Taro Logo

Regular Expression Matching

Medium
4 views
2 months ago

Given an input string s and a pattern p, implement regular expression matching with support for '.' and '*' where:

  • '.' Matches any single character.​​​​
  • '*' Matches zero or more of the preceding element.

The matching should cover the entire input string (not partial).

Example 1:

Input: s = "aa", p = "a"
Output: false
Explanation: "a" does not match the entire string "aa".

Example 2:

Input: s = "aa", p = "a*"
Output: true
Explanation: '*' means zero or more of the preceding element, 'a'. Therefore, by repeating 'a' once, it becomes "aa".

Example 3:

Input: s = "ab", p = ".*"
Output: true
Explanation: ".*" means "zero or more (*) of any character (.)".

Constraints:

  • 1 <= s.length <= 20
  • 1 <= p.length <= 20
  • s contains only lowercase English letters.
  • p contains only lowercase English letters, '.', and '*'.
  • It is guaranteed for each appearance of the character '*', there will be a previous valid character to match.
Sample Answer
## Regular Expression Matching

This problem requires implementing a regular expression matching algorithm with support for `.` and `*`. The `.` character matches any single character, and the `*` character matches zero or more of the preceding element.

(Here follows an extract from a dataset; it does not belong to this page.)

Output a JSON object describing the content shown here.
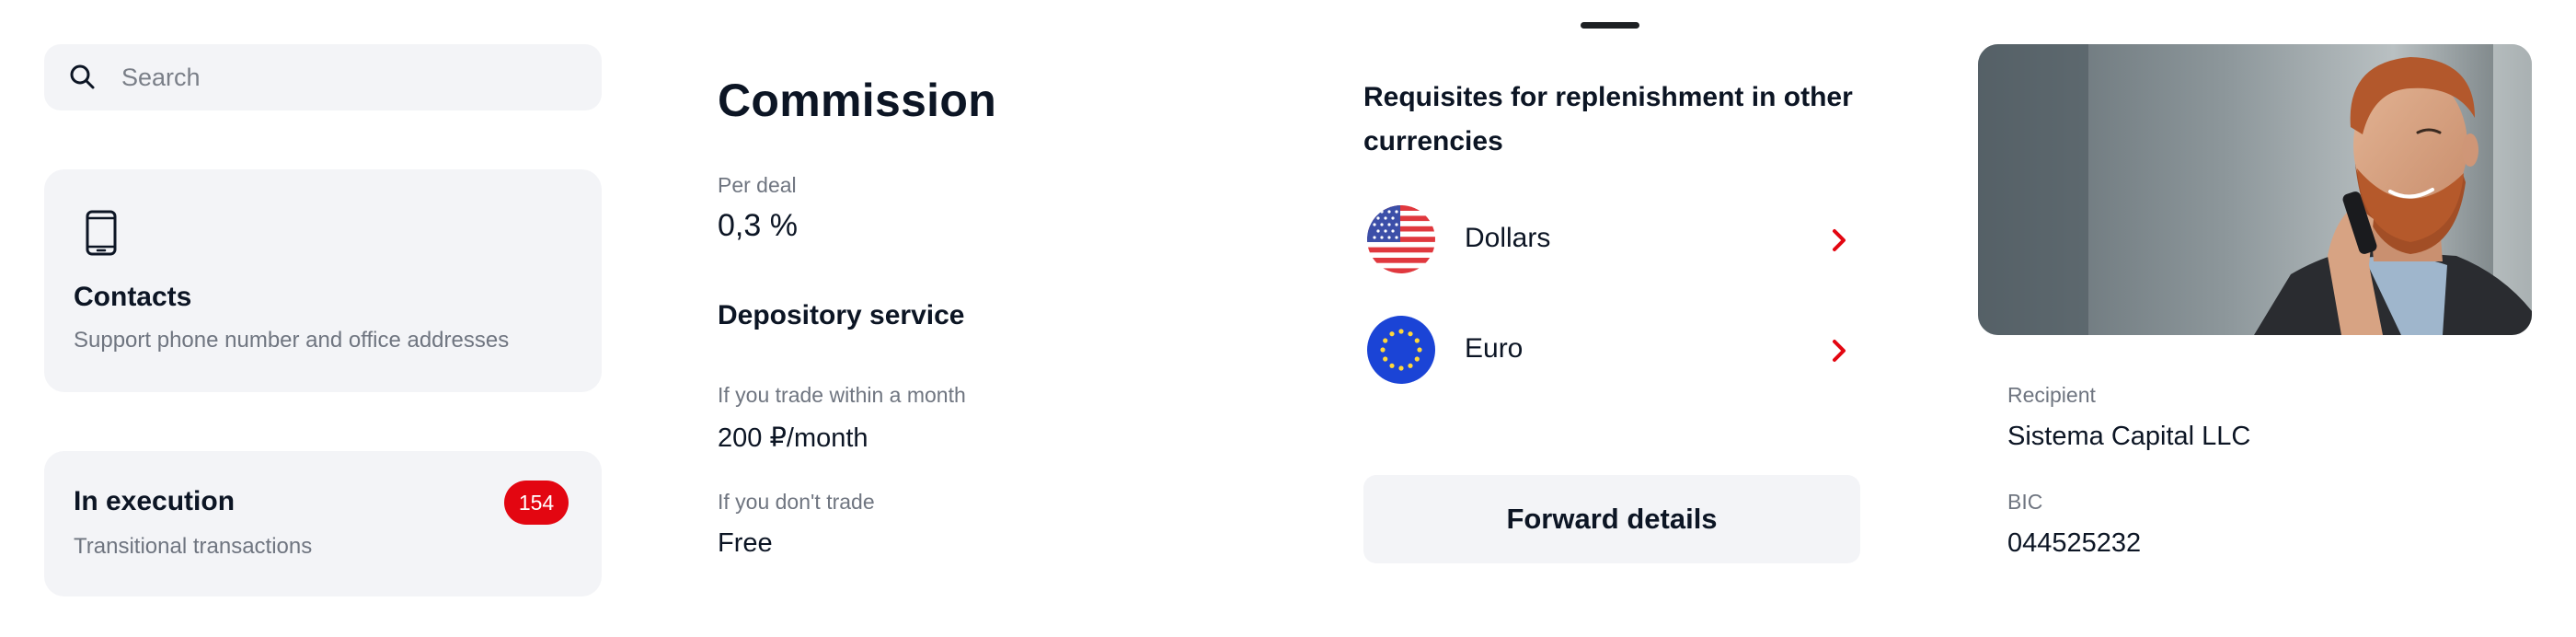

The matching should cover the entire input string, not just a partial substring.

### 1. Naive Approach (Recursion)

A straightforward but inefficient approach is to use recursion. The base cases are when either the string or the pattern is empty. If the next character in the pattern is not `*`, we check if the first characters of the string and pattern match (or if the pattern character is `.`). If they do, we recursively call the function with the rest of the string and pattern. If the next character is `*`, we have two options: either we ignore the `*` and the preceding element, or we try to match the preceding element one or more times.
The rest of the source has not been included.